Motivation: There is growing evidence showing that the dysregulations of miRNAs cause diseases through various kinds of the underlying mechanism. Thus, predicting the multiple-category associations between microRNAs (miRNAs) and diseases plays an important role in investigating the roles of miRNAs in diseases. Moreover, in contrast with traditional biological experiments which are time-consuming and expensive, computational approaches for the prediction of multicategory miRNA-disease associations are time-saving and cost-effective that are highly desired for us. Results: We present a novel data-driven end-to-end learning-based method of neural multiple-category miRNA-disease association prediction (NMCMDA) for predicting multiple-category miRNA-disease associations.
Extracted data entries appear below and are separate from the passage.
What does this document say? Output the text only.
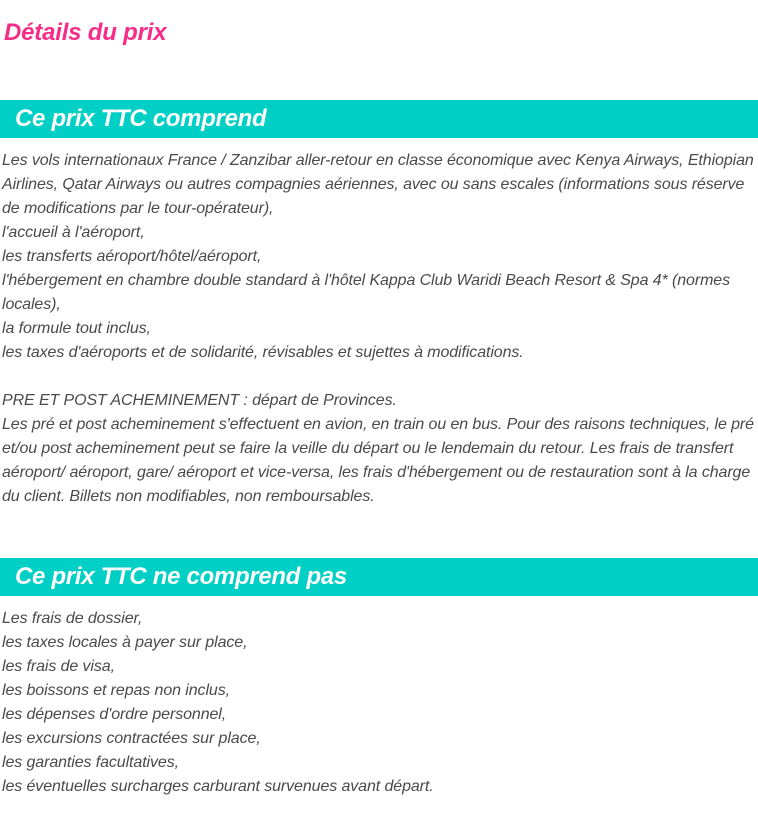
Détails du prix
Ce prix TTC comprend
Les vols internationaux France / Zanzibar aller-retour en classe économique avec Kenya Airways, Ethiopian Airlines, Qatar Airways ou autres compagnies aériennes, avec ou sans escales (informations sous réserve de modifications par le tour-opérateur),
l'accueil à l'aéroport,
les transferts aéroport/hôtel/aéroport,
l'hébergement en chambre double standard à l'hôtel Kappa Club Waridi Beach Resort & Spa 4* (normes locales),
la formule tout inclus,
les taxes d'aéroports et de solidarité, révisables et sujettes à modifications.

PRE ET POST ACHEMINEMENT : départ de Provinces.
Les pré et post acheminement s'effectuent en avion, en train ou en bus. Pour des raisons techniques, le pré et/ou post acheminement peut se faire la veille du départ ou le lendemain du retour. Les frais de transfert aéroport/ aéroport, gare/ aéroport et vice-versa, les frais d'hébergement ou de restauration sont à la charge du client. Billets non modifiables, non remboursables.
Ce prix TTC ne comprend pas
Les frais de dossier,
les taxes locales à payer sur place,
les frais de visa,
les boissons et repas non inclus,
les dépenses d'ordre personnel,
les excursions contractées sur place,
les garanties facultatives,
les éventuelles surcharges carburant survenues avant départ.
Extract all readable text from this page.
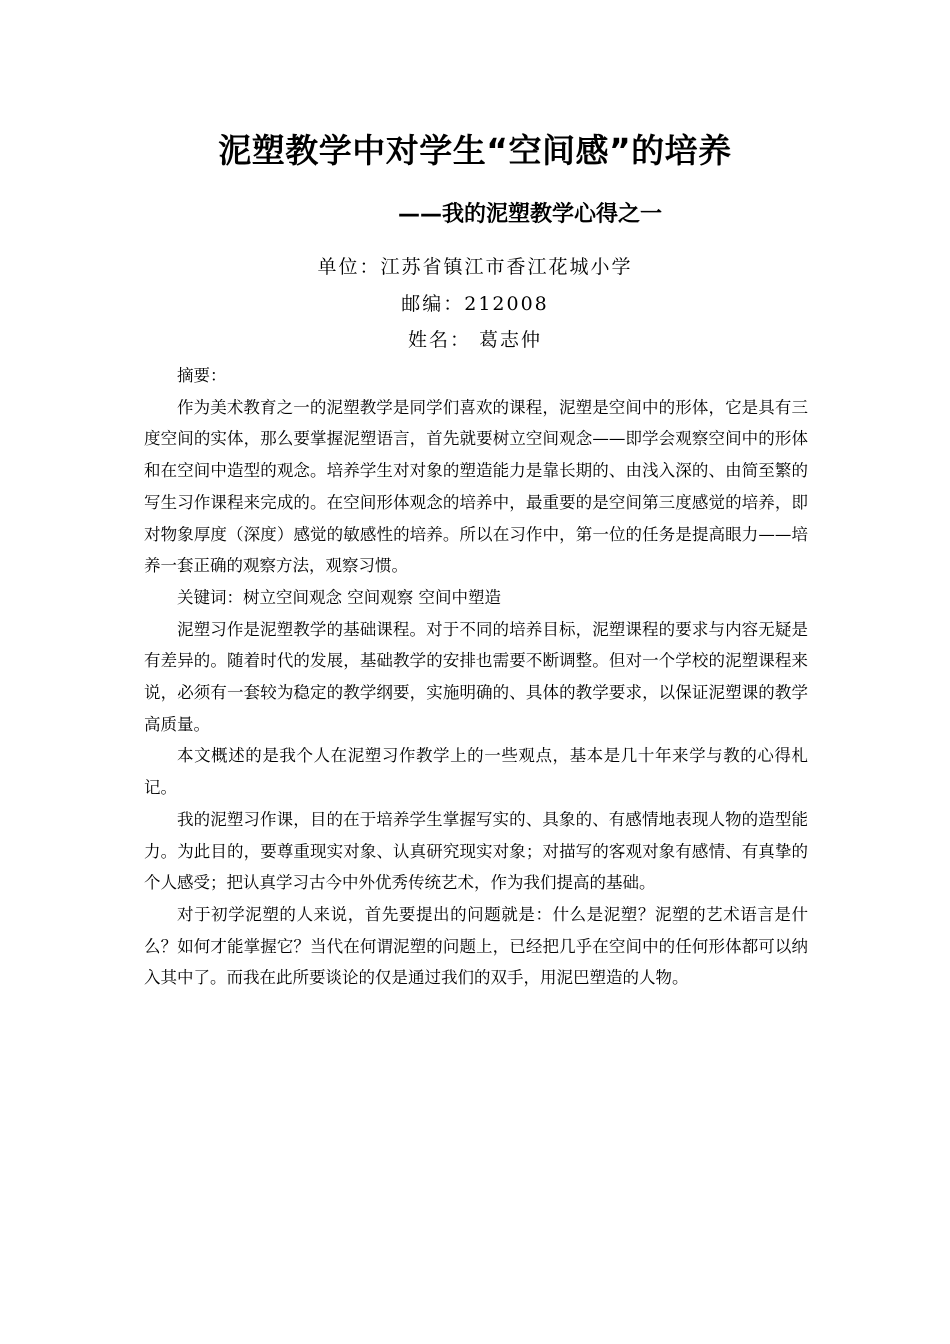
泥塑教学中对学生“空间感”的培养
——我的泥塑教学心得之一
单位：江苏省镇江市香江花城小学
邮编：212008
姓名： 葛志仲
摘要：

作为美术教育之一的泥塑教学是同学们喜欢的课程，泥塑是空间中的形体，它是具有三度空间的实体，那么要掌握泥塑语言，首先就要树立空间观念——即学会观察空间中的形体和在空间中造型的观念。培养学生对对象的塑造能力是靠长期的、由浅入深的、由简至繁的写生习作课程来完成的。在空间形体观念的培养中，最重要的是空间第三度感觉的培养，即对物象厚度（深度）感觉的敏感性的培养。所以在习作中，第一位的任务是提高眼力——培养一套正确的观察方法，观察习惯。

关键词：树立空间观念 空间观察 空间中塑造

泥塑习作是泥塑教学的基础课程。对于不同的培养目标，泥塑课程的要求与内容无疑是有差异的。随着时代的发展，基础教学的安排也需要不断调整。但对一个学校的泥塑课程来说，必须有一套较为稳定的教学纲要，实施明确的、具体的教学要求，以保证泥塑课的教学高质量。

本文概述的是我个人在泥塑习作教学上的一些观点，基本是几十年来学与教的心得札记。

我的泥塑习作课，目的在于培养学生掌握写实的、具象的、有感情地表现人物的造型能力。为此目的，要尊重现实对象、认真研究现实对象；对描写的客观对象有感情、有真挚的个人感受；把认真学习古今中外优秀传统艺术，作为我们提高的基础。

对于初学泥塑的人来说，首先要提出的问题就是：什么是泥塑？泥塑的艺术语言是什么？如何才能掌握它？当代在何谓泥塑的问题上，已经把几乎在空间中的任何形体都可以纳入其中了。而我在此所要谈论的仅是通过我们的双手，用泥巴塑造的人物。
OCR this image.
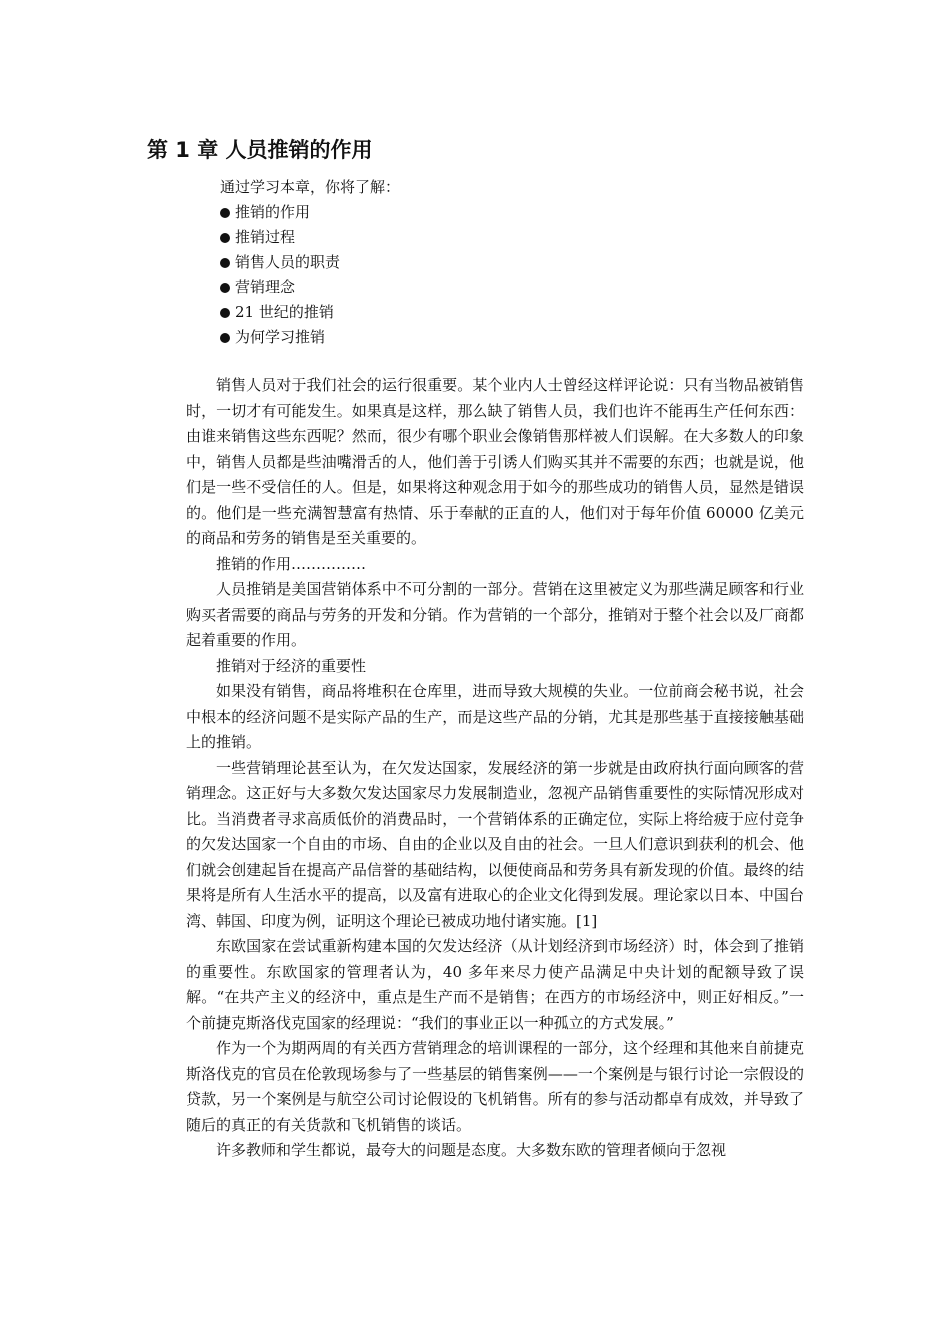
第 1 章 人员推销的作用

通过学习本章，你将了解：

推销的作用
推销过程
销售人员的职责
营销理念
21 世纪的推销
为何学习推销

销售人员对于我们社会的运行很重要。某个业内人士曾经这样评论说：只有当物品被销售时，一切才有可能发生。如果真是这样，那么缺了销售人员，我们也许不能再生产任何东西：由谁来销售这些东西呢？然而，很少有哪个职业会像销售那样被人们误解。在大多数人的印象中，销售人员都是些油嘴滑舌的人，他们善于引诱人们购买其并不需要的东西；也就是说，他们是一些不受信任的人。但是，如果将这种观念用于如今的那些成功的销售人员，显然是错误的。他们是一些充满智慧富有热情、乐于奉献的正直的人，他们对于每年价值 60000 亿美元的商品和劳务的销售是至关重要的。

推销的作用……………

人员推销是美国营销体系中不可分割的一部分。营销在这里被定义为那些满足顾客和行业购买者需要的商品与劳务的开发和分销。作为营销的一个部分，推销对于整个社会以及厂商都起着重要的作用。

推销对于经济的重要性

如果没有销售，商品将堆积在仓库里，进而导致大规模的失业。一位前商会秘书说，社会中根本的经济问题不是实际产品的生产，而是这些产品的分销，尤其是那些基于直接接触基础上的推销。

一些营销理论甚至认为，在欠发达国家，发展经济的第一步就是由政府执行面向顾客的营销理念。这正好与大多数欠发达国家尽力发展制造业，忽视产品销售重要性的实际情况形成对比。当消费者寻求高质低价的消费品时，一个营销体系的正确定位，实际上将给疲于应付竞争的欠发达国家一个自由的市场、自由的企业以及自由的社会。一旦人们意识到获利的机会、他们就会创建起旨在提高产品信誉的基础结构，以便使商品和劳务具有新发现的价值。最终的结果将是所有人生活水平的提高，以及富有进取心的企业文化得到发展。理论家以日本、中国台湾、韩国、印度为例，证明这个理论已被成功地付诸实施。[1]

东欧国家在尝试重新构建本国的欠发达经济（从计划经济到市场经济）时，体会到了推销的重要性。东欧国家的管理者认为，40 多年来尽力使产品满足中央计划的配额导致了误解。“在共产主义的经济中，重点是生产而不是销售；在西方的市场经济中，则正好相反。”一个前捷克斯洛伐克国家的经理说：“我们的事业正以一种孤立的方式发展。”

作为一个为期两周的有关西方营销理念的培训课程的一部分，这个经理和其他来自前捷克斯洛伐克的官员在伦敦现场参与了一些基层的销售案例——一个案例是与银行讨论一宗假设的贷款，另一个案例是与航空公司讨论假设的飞机销售。所有的参与活动都卓有成效，并导致了随后的真正的有关货款和飞机销售的谈话。

许多教师和学生都说，最夸大的问题是态度。大多数东欧的管理者倾向于忽视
The NMCMDA has two main components: (i) encoder operates directly on the miRNA-disease heterogeneous network and leverages Graph Neural Network to learn miRNA and disease latent representations, respectively. (ii) Decoder yields miRNA-disease association scores with the learned latent representations as input. Various kinds of encoders and decoders are proposed for NMCMDA. Finally, the NMCMDA with the encoder of Relational Graph Convolutional Network and the neural multirelational decoder (NMR-RGCN) achieves the best prediction performance. We compared the NMCMDA with other baselines on three experimental datasets. The experimental results show that the NMR-RGCN is significantly superior to the state-of-the-art method TDRC in terms of Top-1 precision, Top-1 Recall, and Top-1 F1. Additionally, case studies are provided for two high-risk human diseases (namely, breast cancer and lung cancer) and we also provide the prediction and validation of top-10 miRNA-disease-category associations based on all known data of HMDD v3.2, which further validate the effectiveness and feasibility of the proposed method.

Automated summary

This study introduces a novel data-driven end-to-end learning-based method for predicting multiple-category miRNA-disease associations, achieving the best prediction performance compared to other baselines. The method utilizes encoders and decoders to learn miRNA and disease latent representations from a heterogeneous network, showing superior results in terms of precision, recall, and F1 score. Case studies on high-risk human diseases and prediction and validation of miRNA-disease-category associations further demonstrate the effectiveness and feasibility of the proposed method.